My first impression upon reading your question was that an index matrix would be perfect here. I've devised a solution built around this idea, but I have to warn you, it ended up being much more involved than one would hope.
Here's the whole thing:
d[,new_col:=
as.matrix(d[,unique(d[,Ref_Col]),with=F])[
matrix(c(seq_len(nrow(d)),match(Ref_Col,unique(Ref_Col))),nrow(d))
]
];
## A B Ref_Col new_col
## 1: 1 11 A 1
## 2: 2 12 B 12
## 3: 3 13 A 3
## 4: 4 14 B 14
## 5: 5 15 A 5
## 6: 6 16 B 16
## 7: 7 17 A 7
## 8: 8 18 B 18
## 9: 9 19 A 9
## 10: 10 20 B 20
Let's break that down one piece at a time:
c(seq_len(nrow(d)),match(Ref_Col,unique(Ref_Col)))

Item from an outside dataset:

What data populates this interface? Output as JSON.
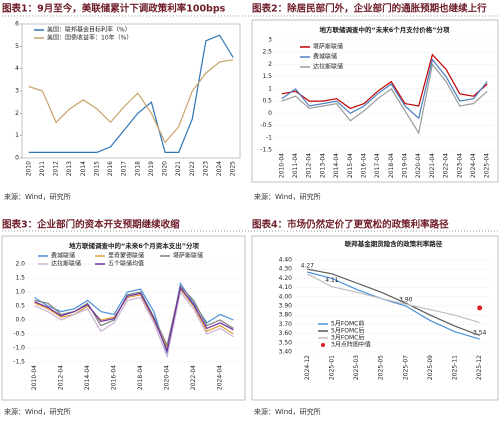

First I construct the vector that will comprise the underlying data of the index matrix. The left column is the row subscripts, the right column is the column subscripts. Now, a limitation of matrices is that they cannot contain heterogeneous types. Thus, we must choose between integer indexes and character names. Since your data.table has no row names, we have to use integer indexes (and integer indexes will likely be faster). The row indexes are easy to construct; it's just the sequence from 1 to nrow(d). The column indexes must be match()ed from the Ref_Col values to the column names of the object we will be indexing. To jump ahead, we will not actually index d, but rather a matrix built from just the columns referenced at least once by the Ref_Col column. Thus the correct column indexes are based on the position of the column name within the vector unique(Ref_Col).
matrix(...,nrow(d))
The next step is obviously to form a matrix out of the underlying data vector.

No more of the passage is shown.